DHR CONTRACTS LIMITED - Analysis Report
Credit Opinion: CONDITIONAL APPROVAL
DHR Contracts Limited operates in quantity surveying, management consultancy, and property unit trust activities. The company is active and compliant with filings. However, its latest financials show a significant deterioration in liquidity, with net current liabilities worsening from £2,416 in 2023 to £13,029 in 2024. This indicates potential short-term cash flow stress and increased risk in meeting current obligations without additional funding or credit support. The company’s net assets have also decreased sharply from £17,217 to £3,259, reflecting erosion of equity possibly due to operating losses or write-downs. Credit approval should be conditional on obtaining updated cash flow forecasts, confirmation of ongoing contracts, and possibly personal guarantees or collateral to mitigate risk.Financial Strength:
The balance sheet reveals a small micro-entity with modest fixed assets (£16k) and limited capital base (£3,259 net assets).
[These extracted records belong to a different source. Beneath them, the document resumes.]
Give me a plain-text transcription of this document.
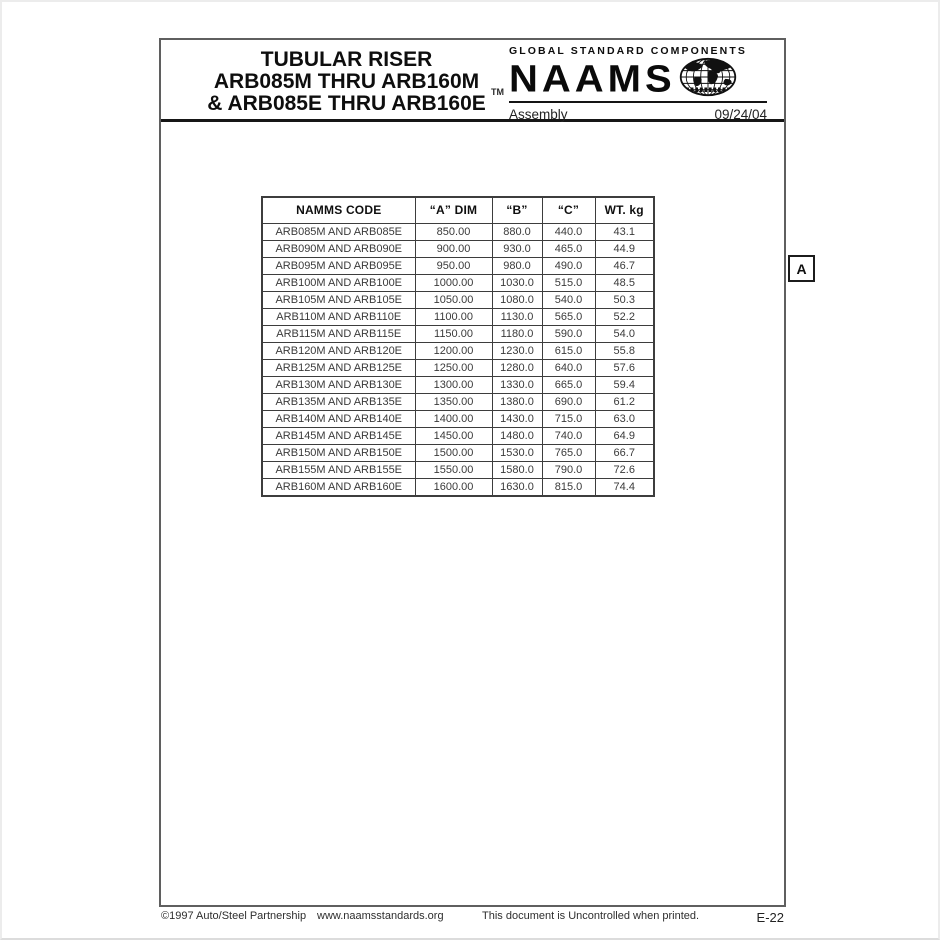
TUBULAR RISER
ARB085M THRU ARB160M
& ARB085E THRU ARB160E TM
GLOBAL STANDARD COMPONENTS
NAAMS
Assembly	09/24/04
NAMMS CODE	“A” DIM	“B”	“C”	WT. kg
ARB085M AND ARB085E	850.00	880.0	440.0	43.1
ARB090M AND ARB090E	900.00	930.0	465.0	44.9
ARB095M AND ARB095E	950.00	980.0	490.0	46.7
ARB100M AND ARB100E	1000.00	1030.0	515.0	48.5
ARB105M AND ARB105E	1050.00	1080.0	540.0	50.3
ARB110M AND ARB110E	1100.00	1130.0	565.0	52.2
ARB115M AND ARB115E	1150.00	1180.0	590.0	54.0
ARB120M AND ARB120E	1200.00	1230.0	615.0	55.8
ARB125M AND ARB125E	1250.00	1280.0	640.0	57.6
ARB130M AND ARB130E	1300.00	1330.0	665.0	59.4
ARB135M AND ARB135E	1350.00	1380.0	690.0	61.2
ARB140M AND ARB140E	1400.00	1430.0	715.0	63.0
ARB145M AND ARB145E	1450.00	1480.0	740.0	64.9
ARB150M AND ARB150E	1500.00	1530.0	765.0	66.7
ARB155M AND ARB155E	1550.00	1580.0	790.0	72.6
ARB160M AND ARB160E	1600.00	1630.0	815.0	74.4
A
©1997 Auto/Steel Partnership www.naamsstandards.org	This document is Uncontrolled when printed.	E-22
The sharp increase in current liabilities (from £9,517 to £30,415) far outpaces growth in current assets, resulting in a negative working capital position. This suggests the company is relying heavily on short-term credit or delayed payments from creditors. Shareholders’ funds have decreased significantly, indicating potential losses or withdrawals. Overall financial strength is weak and vulnerable without external support or improved profitability.Cash Flow Assessment:
The negative net current assets position (-£13,029) highlights liquidity concerns. The company has only £17,387 in current assets, which may include some cash and receivables, but faces liabilities exceeding £30,000 payable within a year. Without detailed cash flow statements, the risk is that the company may struggle to meet immediate obligations unless it secures additional financing or improves receivables collection and cost management. The small workforce (average 2 employees) may help control overheads, but the cash flow profile requires close monitoring.Monitoring Points:
- Monthly cash flow and working capital trends to detect liquidity stress early.
- Receivables aging and creditor payment terms to assess cash conversion cycle.
- Contract pipeline and revenue visibility to confirm ongoing income streams.
- Any additional financing arrangements or shareholder support.
- Changes in director or PSC ownership or indications of financial distress.